Di Giovanni frames the figure of Angelica, in his being the object of desire to be awarded as a prize, in that
category of women, often beautiful but very unlucky, that the actuality shows us every day by reading the
pages of newspapers, those women who propose themselves through ads like "AAA Angelica ". Di Giovanni
contacted them starting from those ads, and asked them to pose for a portrait, recalling the tradition of the
pictorial nude that in more modest centuries has often seen women used as models. An apparently
irreverent operation, that in reality is fully "cortese" in the medieval meaning of the term, because it
ennobles the woman until she becomes a woman-angel, giving the impression, says the artist, of "fading
elusive and liquid, referring to the fact that one of Angelica's tricks to escape his contenders is to become
Bradamante instead is really present in the exhibition as a contemporary incarnation of Artemis, goddess of
the hunt but also protector of virginity and modesty: throughout the poem defends itself from attacks by
petty and violent men for the love of his Ruggero. On show a beautiful girl will fall into the shoes of
Bradamante who, for the duration of the inauguration, will overshadow the spectators, struggling in an
ideal but thunderous duel of metallic sounds.
In the second room instead the protagonist is the Moon, the celestial body celebrated by the poem as a
symbol of the overturn of all that happens on Earth: the only place where there is no madness, which
instead dominates the world, because everyone is constantly looking for what they can’t get.
There are no better words than those of Marco Di Giovanni to tell this second part of the exhibition: "The
main wall will be dominated by an installation with 46 Moleskine notebooks, one for each song of the
poem, all open on the planisphere page divided into time zones; but madness makes us lose every space-
time coordinate, as happens in Orlando, wandering the world to the right and to the left, naked, uprooting
trees, without distinguishing even the day from the night ".
In this way the artist, with pencil, has added on every planisphere mimetic signs with respect to the print, in
order to create an irrational chaos that will confuse borders and continents.
"But two metal structures present in the same room will be our salvation - explains the artist-. The
spectator will be in front of a roughly rusty iron tube of about two meters that seems to be planted in the
wall and then continue beyond. Looking inside a small porthole of the structure, a distant and small blue
moon that moves unstable according to the point of view from which we look at it will appear magical and
Driven by impulse, like Astolfo, we would like to reach that moon, guardian of Orlando's hometown, but to
raise us the only Hippogriff nearby is a second floor-level ferrous structure .... a kind of platform with a
slightly oblique plan compared to the ground . Climbing above the balance is more precarious: here an
optical system plunges us towards the heart of the earth that turns whirling, making us relive the emotion
of Astolfo that, before launching towards the moon, had to face the Underworld ... " .

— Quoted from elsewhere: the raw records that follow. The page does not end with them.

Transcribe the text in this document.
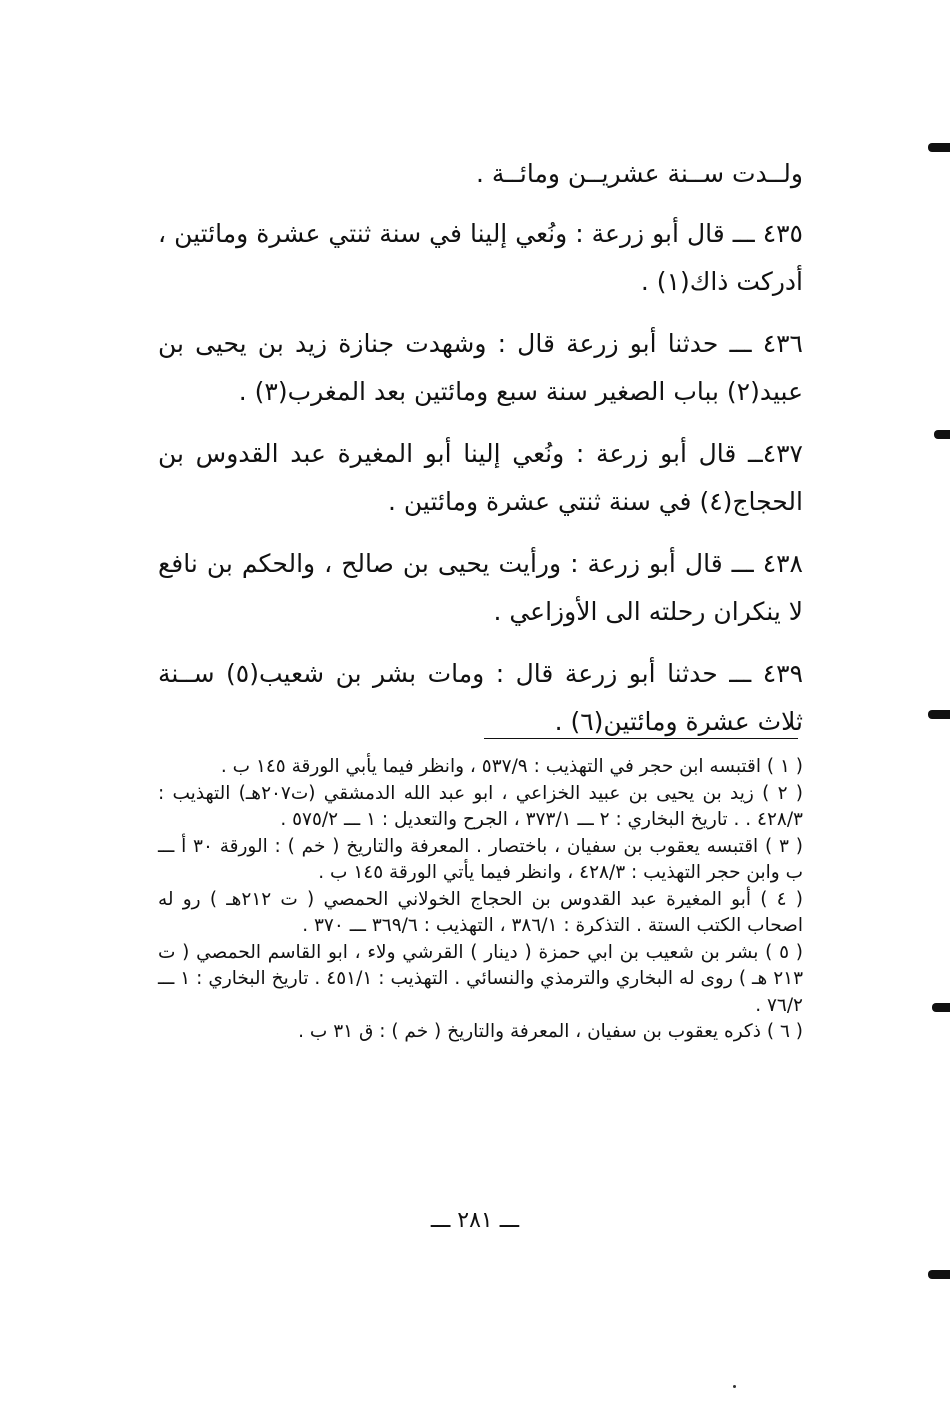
ولــدت ســنة عشريــن ومائــة .

٤٣٥ ـــ قال أبو زرعة : ونُعي إلينا في سنة ثنتي عشرة ومائتين ، أدركت ذاك(١) .

٤٣٦ ـــ حدثنا أبو زرعة قال : وشهدت جنازة زيد بن يحيى بن عبيد(٢) بباب الصغير سنة سبع ومائتين بعد المغرب(٣) .

٤٣٧ــ قال أبو زرعة : ونُعي إلينا أبو المغيرة عبد القدوس بن الحجاج(٤) في سنة ثنتي عشرة ومائتين .

٤٣٨ ـــ قال أبو زرعة : ورأيت يحيى بن صالح ، والحكم بن نافع لا ينكران رحلته الى الأوزاعي .

٤٣٩ ـــ حدثنا أبو زرعة قال : ومات بشر بن شعيب(٥) ســنة ثلاث عشرة ومائتين(٦) .

( ١ ) اقتبسه ابن حجر في التهذيب : ٥٣٧/٩ ، وانظر فيما يأبي الورقة ١٤٥ ب .

( ٢ ) زيد بن يحيى بن عبيد الخزاعي ، ابو عبد الله الدمشقي (ت٢٠٧هـ) التهذيب : ٤٢٨/٣ . . تاريخ البخاري : ٢ ـــ ٣٧٣/١ ، الجرح والتعديل : ١ ـــ ٥٧٥/٢ .

( ٣ ) اقتبسه يعقوب بن سفيان ، باختصار . المعرفة والتاريخ ( خم ) : الورقة ٣٠ أ ـــ ب وابن حجر التهذيب : ٤٢٨/٣ ، وانظر فيما يأتي الورقة ١٤٥ ب .

( ٤ ) أبو المغيرة عبد القدوس بن الحجاج الخولاني الحمصي ( ت ٢١٢هـ ) رو له اصحاب الكتب الستة . التذكرة : ٣٨٦/١ ، التهذيب : ٣٦٩/٦ ـــ ٣٧٠ .

( ٥ ) بشر بن شعيب بن ابي حمزة ( دينار ) القرشي ولاء ، ابو القاسم الحمصي ( ت ٢١٣ هـ ) روى له البخاري والترمذي والنسائي . التهذيب : ٤٥١/١ . تاريخ البخاري : ١ ـــ ٧٦/٢ .

( ٦ ) ذكره يعقوب بن سفيان ، المعرفة والتاريخ ( خم ) : ق ٣١ ب .

ـــ ٢٨١ ـــ
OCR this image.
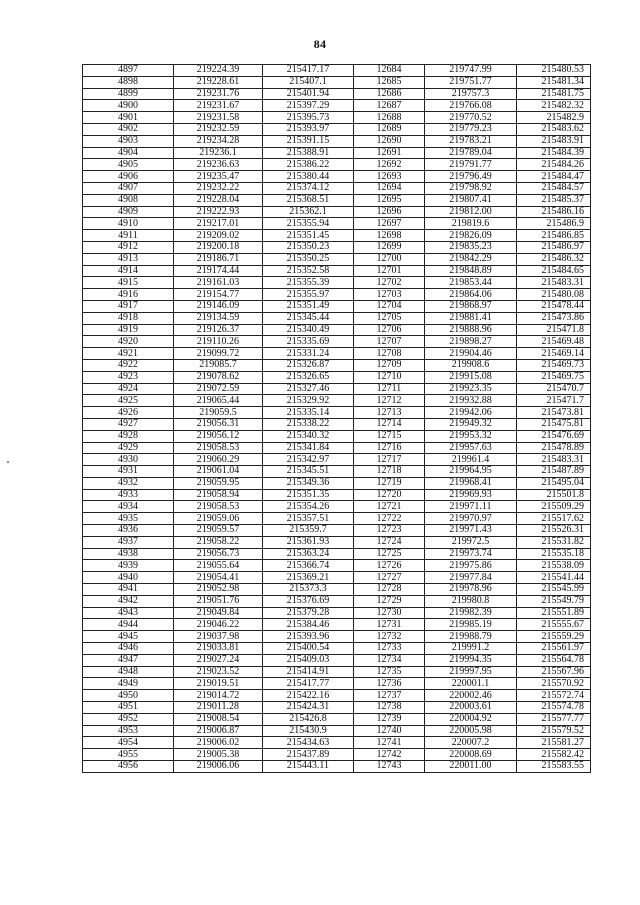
84
4897	219224.39	215417.17	12684	219747.99	215480.53
4898	219228.61	215407.1	12685	219751.77	215481.34
4899	219231.76	215401.94	12686	219757.3	215481.75
4900	219231.67	215397.29	12687	219766.08	215482.32
4901	219231.58	215395.73	12688	219770.52	215482.9
4902	219232.59	215393.97	12689	219779.23	215483.62
4903	219234.28	215391.15	12690	219783.21	215483.91
4904	219236.1	215388.91	12691	219789.04	215484.39
4905	219236.63	215386.22	12692	219791.77	215484.26
4906	219235.47	215380.44	12693	219796.49	215484.47
4907	219232.22	215374.12	12694	219798.92	215484.57
4908	219228.04	215368.51	12695	219807.41	215485.37
4909	219222.93	215362.1	12696	219812.00	215486.16
4910	219217.01	215355.94	12697	219819.6	215486.9
4911	219209.02	215351.45	12698	219826.09	215486.85
4912	219200.18	215350.23	12699	219835.23	215486.97
4913	219186.71	215350.25	12700	219842.29	215486.32
4914	219174.44	215352.58	12701	219848.89	215484.65
4915	219161.03	215355.39	12702	219853.44	215483.31
4916	219154.77	215355.97	12703	219864.06	215480.08
4917	219146.09	215351.49	12704	219868.97	215478.44
4918	219134.59	215345.44	12705	219881.41	215473.86
4919	219126.37	215340.49	12706	219888.96	215471.8
4920	219110.26	215335.69	12707	219898.27	215469.48
4921	219099.72	215331.24	12708	219904.46	215469.14
4922	219085.7	215326.87	12709	219908.6	215469.73
4923	219078.62	215326.65	12710	219915.08	215469.75
4924	219072.59	215327.46	12711	219923.35	215470.7
4925	219065.44	215329.92	12712	219932.88	215471.7
4926	219059.5	215335.14	12713	219942.06	215473.81
4927	219056.31	215338.22	12714	219949.32	215475.81
4928	219056.12	215340.32	12715	219953.32	215476.69
4929	219058.53	215341.84	12716	219957.63	215478.89
4930	219060.29	215342.97	12717	219961.4	215483.31
4931	219061.04	215345.51	12718	219964.95	215487.89
4932	219059.95	215349.36	12719	219968.41	215495.04
4933	219058.94	215351.35	12720	219969.93	215501.8
4934	219058.53	215354.26	12721	219971.11	215509.29
4935	219059.06	215357.51	12722	219970.97	215517.62
4936	219059.57	215359.7	12723	219971.43	215526.31
4937	219058.22	215361.93	12724	219972.5	215531.82
4938	219056.73	215363.24	12725	219973.74	215535.18
4939	219055.64	215366.74	12726	219975.86	215538.09
4940	219054.41	215369.21	12727	219977.84	215541.44
4941	219052.98	215373.3	12728	219978.96	215545.99
4942	219051.76	215376.69	12729	219980.8	215549.79
4943	219049.84	215379.28	12730	219982.39	215551.89
4944	219046.22	215384.46	12731	219985.19	215555.67
4945	219037.98	215393.96	12732	219988.79	215559.29
4946	219033.81	215400.54	12733	219991.2	215561.97
4947	219027.24	215409.03	12734	219994.35	215564.78
4948	219023.52	215414.91	12735	219997.95	215567.96
4949	219019.51	215417.77	12736	220001.1	215570.92
4950	219014.72	215422.16	12737	220002.46	215572.74
4951	219011.28	215424.31	12738	220003.61	215574.78
4952	219008.54	215426.8	12739	220004.92	215577.77
4953	219006.87	215430.9	12740	220005.98	215579.52
4954	219006.02	215434.63	12741	220007.2	215581.27
4955	219005.38	215437.89	12742	220008.69	215582.42
4956	219006.06	215443.11	12743	220011.00	215583.55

Both sculptures live by the strong contrast between the roughness of the rusty exterior and the delicate
volatility of the mobile and three-dimensional vision of the interior landscapes. If we have recovered our
sense, then we will realize that hidden in the chaos of lines of the composition of Moleskine, Ariosto
himself has observed us since the beginning of our adventure, with his good-natured look and, as always,
(...) the "Furioso" is a unique book of its kind and can - I would almost say must - be read without referring
to any other previous or following book; is a universe in itself where you can travel far and wide, enter, exit,
lose ... Ariosto seems a poet clear, without problems, yet remains mysterious: In his stubborn mastery to
build octaves on octaves seems busy above all to hide himself ".
(taken from "Italo Calvino racconta l’Orlando Furioso")
The exhibition enjoys the patronage of the National Committee for the celebrations of the V Centenary for
the celebrations of the "Orlando Furioso" and the Patronage of the Municipality of Ferrara.